For David Martin of the Sierra Club, however, any amount of nuclear power is too much, whatever it may look like in the future. "There is no question that a hard proposal to build a new nuclear plant would be the environmental confrontation of the decade," he says. Back at the Bruce Power offices I recite the quote to Duncan Hawthorne. He shrugs. "There is no need to chain themselves to a tree." But if they do, there are plenty of trees around here.

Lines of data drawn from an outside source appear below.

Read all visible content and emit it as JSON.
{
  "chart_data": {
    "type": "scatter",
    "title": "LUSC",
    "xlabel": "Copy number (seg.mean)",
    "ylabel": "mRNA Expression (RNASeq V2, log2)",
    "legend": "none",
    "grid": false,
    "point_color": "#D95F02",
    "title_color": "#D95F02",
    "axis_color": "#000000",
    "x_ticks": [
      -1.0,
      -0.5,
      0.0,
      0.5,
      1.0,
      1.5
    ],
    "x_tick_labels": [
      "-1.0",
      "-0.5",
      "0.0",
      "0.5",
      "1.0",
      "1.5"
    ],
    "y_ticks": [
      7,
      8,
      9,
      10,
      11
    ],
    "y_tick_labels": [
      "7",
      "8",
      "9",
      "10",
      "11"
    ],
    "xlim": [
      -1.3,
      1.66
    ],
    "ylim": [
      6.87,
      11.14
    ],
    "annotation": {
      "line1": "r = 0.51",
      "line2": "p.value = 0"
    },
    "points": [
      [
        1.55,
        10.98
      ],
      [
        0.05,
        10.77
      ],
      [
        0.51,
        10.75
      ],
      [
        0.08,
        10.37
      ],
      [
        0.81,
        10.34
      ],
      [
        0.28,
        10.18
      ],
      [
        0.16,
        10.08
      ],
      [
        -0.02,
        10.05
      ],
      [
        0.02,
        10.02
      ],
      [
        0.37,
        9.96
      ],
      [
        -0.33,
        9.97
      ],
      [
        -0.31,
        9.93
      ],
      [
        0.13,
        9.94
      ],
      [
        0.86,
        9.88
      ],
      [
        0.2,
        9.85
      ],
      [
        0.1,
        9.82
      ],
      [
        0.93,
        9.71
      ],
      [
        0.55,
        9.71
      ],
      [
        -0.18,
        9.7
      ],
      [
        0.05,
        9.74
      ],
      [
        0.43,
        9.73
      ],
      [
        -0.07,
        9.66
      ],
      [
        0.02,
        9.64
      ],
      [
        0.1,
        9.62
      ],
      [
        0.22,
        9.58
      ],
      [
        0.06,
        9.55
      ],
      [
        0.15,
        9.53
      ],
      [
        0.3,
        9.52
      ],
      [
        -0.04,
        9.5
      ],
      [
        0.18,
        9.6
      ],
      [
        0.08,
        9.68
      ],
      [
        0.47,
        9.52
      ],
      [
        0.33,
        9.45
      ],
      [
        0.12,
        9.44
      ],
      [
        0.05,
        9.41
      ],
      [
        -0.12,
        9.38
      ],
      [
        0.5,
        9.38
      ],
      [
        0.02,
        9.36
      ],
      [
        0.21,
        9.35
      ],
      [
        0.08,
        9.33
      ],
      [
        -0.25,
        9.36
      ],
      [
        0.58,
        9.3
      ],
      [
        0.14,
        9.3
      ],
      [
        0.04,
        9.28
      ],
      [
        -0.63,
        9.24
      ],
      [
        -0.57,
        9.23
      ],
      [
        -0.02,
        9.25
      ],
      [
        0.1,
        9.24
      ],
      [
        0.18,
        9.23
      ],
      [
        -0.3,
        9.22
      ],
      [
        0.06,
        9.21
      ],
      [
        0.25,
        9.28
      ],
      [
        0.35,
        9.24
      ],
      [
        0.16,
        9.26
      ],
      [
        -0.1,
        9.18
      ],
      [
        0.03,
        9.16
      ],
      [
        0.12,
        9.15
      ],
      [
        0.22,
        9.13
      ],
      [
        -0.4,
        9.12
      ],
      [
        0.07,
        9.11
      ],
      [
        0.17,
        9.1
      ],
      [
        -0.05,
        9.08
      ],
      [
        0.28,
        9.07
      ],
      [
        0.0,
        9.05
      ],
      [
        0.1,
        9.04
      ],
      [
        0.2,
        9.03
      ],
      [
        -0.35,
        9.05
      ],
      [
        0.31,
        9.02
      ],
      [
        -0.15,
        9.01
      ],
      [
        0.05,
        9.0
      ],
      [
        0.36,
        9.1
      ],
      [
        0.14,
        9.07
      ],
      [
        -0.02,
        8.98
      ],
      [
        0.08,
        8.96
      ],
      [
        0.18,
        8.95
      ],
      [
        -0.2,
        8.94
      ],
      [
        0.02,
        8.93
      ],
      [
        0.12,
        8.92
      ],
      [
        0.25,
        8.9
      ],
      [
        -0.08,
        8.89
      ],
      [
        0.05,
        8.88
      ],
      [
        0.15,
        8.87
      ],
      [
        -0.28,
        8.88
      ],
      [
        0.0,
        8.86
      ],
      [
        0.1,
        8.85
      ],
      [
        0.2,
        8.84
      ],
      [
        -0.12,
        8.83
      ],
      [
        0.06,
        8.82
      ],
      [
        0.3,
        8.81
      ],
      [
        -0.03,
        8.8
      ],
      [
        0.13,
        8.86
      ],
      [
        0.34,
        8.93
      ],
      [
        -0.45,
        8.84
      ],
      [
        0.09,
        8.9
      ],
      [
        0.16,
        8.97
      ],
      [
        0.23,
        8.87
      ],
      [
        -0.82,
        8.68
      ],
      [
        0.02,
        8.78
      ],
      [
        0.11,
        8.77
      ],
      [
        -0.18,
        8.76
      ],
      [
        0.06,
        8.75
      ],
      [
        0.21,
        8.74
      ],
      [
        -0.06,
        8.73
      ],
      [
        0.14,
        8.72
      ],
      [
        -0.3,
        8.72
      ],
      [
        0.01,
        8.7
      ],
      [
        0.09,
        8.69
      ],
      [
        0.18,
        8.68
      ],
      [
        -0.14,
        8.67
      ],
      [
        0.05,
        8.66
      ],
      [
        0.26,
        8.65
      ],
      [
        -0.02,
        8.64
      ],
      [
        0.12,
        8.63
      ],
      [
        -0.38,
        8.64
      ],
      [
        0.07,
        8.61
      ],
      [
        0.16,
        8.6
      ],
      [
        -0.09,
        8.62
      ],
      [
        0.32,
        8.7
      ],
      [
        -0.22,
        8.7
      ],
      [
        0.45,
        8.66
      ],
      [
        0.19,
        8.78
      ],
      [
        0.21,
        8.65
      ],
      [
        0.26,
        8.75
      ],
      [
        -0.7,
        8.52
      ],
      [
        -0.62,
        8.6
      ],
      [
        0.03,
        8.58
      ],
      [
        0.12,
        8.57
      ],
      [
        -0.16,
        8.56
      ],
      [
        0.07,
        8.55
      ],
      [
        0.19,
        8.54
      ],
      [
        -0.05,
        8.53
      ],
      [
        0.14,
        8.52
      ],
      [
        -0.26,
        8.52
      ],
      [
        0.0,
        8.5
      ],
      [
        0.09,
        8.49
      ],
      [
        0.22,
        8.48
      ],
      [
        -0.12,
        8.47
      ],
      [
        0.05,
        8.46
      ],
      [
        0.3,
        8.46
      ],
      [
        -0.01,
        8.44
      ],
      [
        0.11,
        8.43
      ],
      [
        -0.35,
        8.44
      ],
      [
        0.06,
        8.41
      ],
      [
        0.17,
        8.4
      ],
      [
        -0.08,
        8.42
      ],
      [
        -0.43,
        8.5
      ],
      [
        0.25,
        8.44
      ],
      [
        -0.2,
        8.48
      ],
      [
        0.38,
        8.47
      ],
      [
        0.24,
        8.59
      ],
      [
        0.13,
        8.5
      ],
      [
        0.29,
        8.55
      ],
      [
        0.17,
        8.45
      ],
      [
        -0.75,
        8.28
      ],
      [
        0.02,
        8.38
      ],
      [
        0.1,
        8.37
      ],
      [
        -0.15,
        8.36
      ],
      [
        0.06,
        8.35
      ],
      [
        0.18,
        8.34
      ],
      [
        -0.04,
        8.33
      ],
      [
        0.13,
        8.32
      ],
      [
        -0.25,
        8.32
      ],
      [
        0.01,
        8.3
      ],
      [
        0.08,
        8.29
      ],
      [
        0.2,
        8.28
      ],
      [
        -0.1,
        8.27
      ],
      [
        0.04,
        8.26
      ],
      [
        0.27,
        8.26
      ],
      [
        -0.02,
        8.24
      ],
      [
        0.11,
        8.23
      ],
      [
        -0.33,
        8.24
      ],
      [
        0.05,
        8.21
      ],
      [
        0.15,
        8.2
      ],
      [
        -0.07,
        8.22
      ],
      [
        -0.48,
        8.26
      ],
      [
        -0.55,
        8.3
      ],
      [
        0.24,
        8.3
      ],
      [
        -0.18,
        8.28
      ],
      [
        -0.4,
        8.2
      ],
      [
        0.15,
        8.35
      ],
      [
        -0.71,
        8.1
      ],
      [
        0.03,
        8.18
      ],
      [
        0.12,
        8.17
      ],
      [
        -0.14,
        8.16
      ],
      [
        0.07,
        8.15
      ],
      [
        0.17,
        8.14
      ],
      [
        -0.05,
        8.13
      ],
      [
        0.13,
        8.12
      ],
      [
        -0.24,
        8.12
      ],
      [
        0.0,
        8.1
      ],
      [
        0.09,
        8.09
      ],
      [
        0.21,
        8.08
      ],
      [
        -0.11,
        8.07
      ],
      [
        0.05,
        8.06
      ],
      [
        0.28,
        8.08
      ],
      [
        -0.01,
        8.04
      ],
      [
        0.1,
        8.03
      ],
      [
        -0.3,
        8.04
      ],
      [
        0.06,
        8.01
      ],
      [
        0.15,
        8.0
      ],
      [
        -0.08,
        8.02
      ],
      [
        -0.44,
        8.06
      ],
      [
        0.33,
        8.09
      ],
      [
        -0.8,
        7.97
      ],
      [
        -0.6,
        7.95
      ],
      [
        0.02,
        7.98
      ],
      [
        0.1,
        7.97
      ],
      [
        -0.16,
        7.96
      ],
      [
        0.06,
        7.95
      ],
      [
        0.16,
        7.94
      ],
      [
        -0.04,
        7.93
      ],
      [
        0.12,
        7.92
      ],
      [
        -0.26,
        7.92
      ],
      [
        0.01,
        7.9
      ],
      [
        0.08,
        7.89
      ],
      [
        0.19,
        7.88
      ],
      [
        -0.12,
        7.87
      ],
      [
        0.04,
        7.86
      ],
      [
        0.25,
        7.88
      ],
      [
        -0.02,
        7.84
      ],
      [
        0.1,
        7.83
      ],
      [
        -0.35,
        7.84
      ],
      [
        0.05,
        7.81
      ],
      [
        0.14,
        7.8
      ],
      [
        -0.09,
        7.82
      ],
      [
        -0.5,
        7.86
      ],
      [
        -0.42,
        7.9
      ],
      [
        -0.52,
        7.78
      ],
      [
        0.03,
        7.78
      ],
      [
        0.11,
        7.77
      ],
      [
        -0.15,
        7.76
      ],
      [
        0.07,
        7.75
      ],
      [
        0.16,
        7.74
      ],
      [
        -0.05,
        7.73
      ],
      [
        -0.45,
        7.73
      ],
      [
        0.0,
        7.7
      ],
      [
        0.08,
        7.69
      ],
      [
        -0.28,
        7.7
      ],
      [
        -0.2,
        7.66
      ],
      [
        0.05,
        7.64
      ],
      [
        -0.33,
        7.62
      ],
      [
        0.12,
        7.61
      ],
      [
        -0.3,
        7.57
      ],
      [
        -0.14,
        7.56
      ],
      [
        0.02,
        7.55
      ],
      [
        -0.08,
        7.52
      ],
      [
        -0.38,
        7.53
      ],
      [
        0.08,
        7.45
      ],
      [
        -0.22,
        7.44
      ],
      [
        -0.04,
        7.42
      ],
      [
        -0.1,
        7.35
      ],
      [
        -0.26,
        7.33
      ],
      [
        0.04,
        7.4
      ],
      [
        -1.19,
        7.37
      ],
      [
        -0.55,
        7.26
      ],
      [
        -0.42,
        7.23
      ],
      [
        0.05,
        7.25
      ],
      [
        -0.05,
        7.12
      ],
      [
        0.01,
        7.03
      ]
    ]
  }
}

Despite conservation’s apparent social strength, energy demand isn’t likely to abate. However, given its history of government dependence and high debt, nuclear power has yet to prove itself in the deregulated marketplace. And with waste disposal and decommissioning still open questions, skeptics remain. The Economist, for one, is less than sanguine. "If the private sector wishes to build new nuclear plants in an open and competitive energy market," it said recently, "more power to it. As [government] subsidies are withdrawn, however, that possibility will become ever less likely." On the shores of Lake Huron, as in the U.K. and the U.S. British Energy is hoping to do what the nuclear industry has never done: prove the skeptics wrong.